Retrieval-Augmented Generation (RAG)

Retrieval-Augmented Generation (RAG) is a pattern where a language model conditions its responses on externally retrieved, query-relevant documents. A retriever selects context from indexes (sparse, dense, or hybrid), which is serialized into the prompt to ground generation, reduce hallucinations, and enable up-to-date, source-cited answers without retraining the model.

What is Retrieval-Augmented Generation (RAG)?

RAG inserts a retrieve step into the standard generate loop. At query time, systems normalize and expand the query (rewrites, synonyms), then fetch candidates via BM25/keyword, vector embeddings, or hybrid retrieval, often followed by cross-encoder reranking. Selected passages are chunked, deduplicated, and formatted with metadata and citations. The LLM consumes this context under a schema that encourages attribution and faithfulness. Advanced designs add query routing, multi-hop retrieval, and fusion strategies (e.g., HyDE, FiD) to aggregate evidence. Indexing pipelines compute embeddings, store text and metadata, and support filters for tenant, time, and security labels.
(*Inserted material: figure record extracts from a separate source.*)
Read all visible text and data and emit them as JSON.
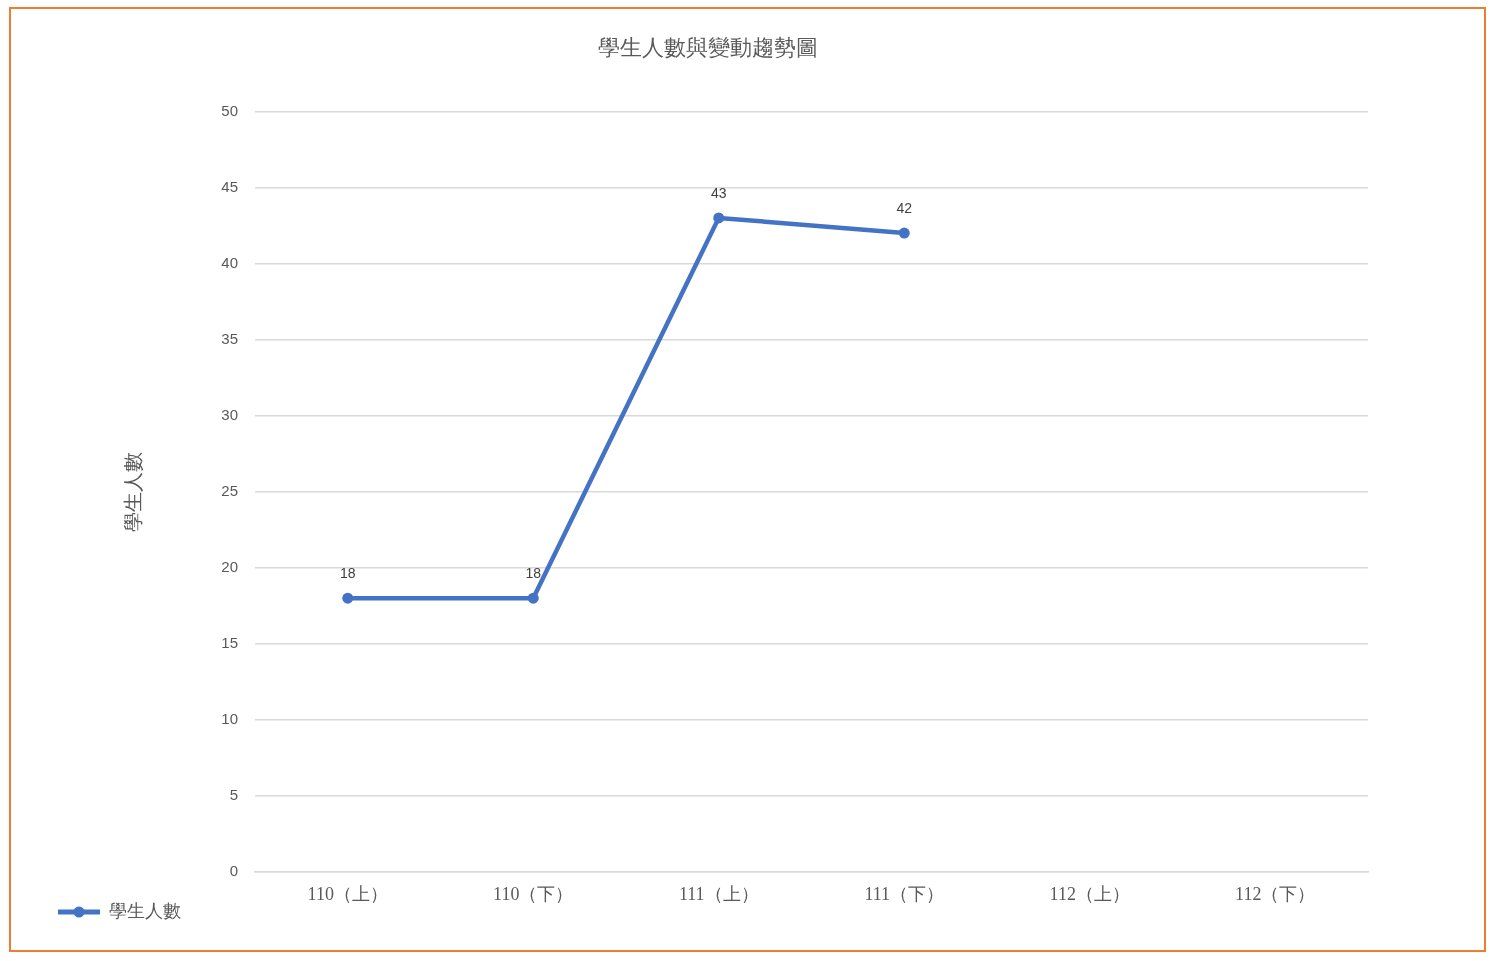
{
  "chart_data": {
    "type": "line",
    "title": "學生人數與變動趨勢圖",
    "ylabel": "學生人數",
    "categories": [
      "110（上）",
      "110（下）",
      "111（上）",
      "111（下）",
      "112（上）",
      "112（下）"
    ],
    "series": [
      {
        "name": "學生人數",
        "color": "#4472c4",
        "values": [
          18,
          18,
          43,
          42,
          null,
          null
        ]
      }
    ],
    "ylim": [
      0,
      50
    ],
    "yticks": [
      0,
      5,
      10,
      15,
      20,
      25,
      30,
      35,
      40,
      45,
      50
    ],
    "grid": "y",
    "legend": "bottom left",
    "marker": "circle",
    "line_style": "solid",
    "data_labels": true
  }
}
Why it matters and where it’s used

RAG improves factuality and explainability while keeping models small and costs predictable. It powers enterprise search/Q&A, customer support, developer docs, regulatory policy assistants, biomedical literature review, and analytics copilots that must cite sources and reflect rapid content updates.

Examples

Basic pipeline: query rewrite → hybrid retrieve → rerank → cite and answer.
Multi-hop RAG: retrieve chains of evidence across documents for complex questions.
Structured context: tables/JSON flattened with headers and units for numeric fidelity.
Guarded prompting: templates that separate instructions from untrusted retrieved text.

FAQs

Does RAG eliminate hallucinations? It reduces them but cannot guarantee truth; enforce citation and use answer verification.
How many chunks should I retrieve? Start with 5–10 passages, rerank, and prune aggressively to fit context.
Which embeddings and chunk sizes work best? Domain-tuned embeddings and 200–400 token chunks with overlap are common; evaluate empirically.
How do I prevent prompt overflow? Use aggressive deduplication, summarize long passages, and compress with rerankers.
Is hybrid better than pure dense? Hybrid often improves recall; validate on your corpus.
What about security and safety? Treat retrieved text as untrusted; mitigate prompt injection with isolation, schemas, and allow/deny lists.
How to measure quality? Track faithfulness, answer relevance, citation precision/recall, and end-task success.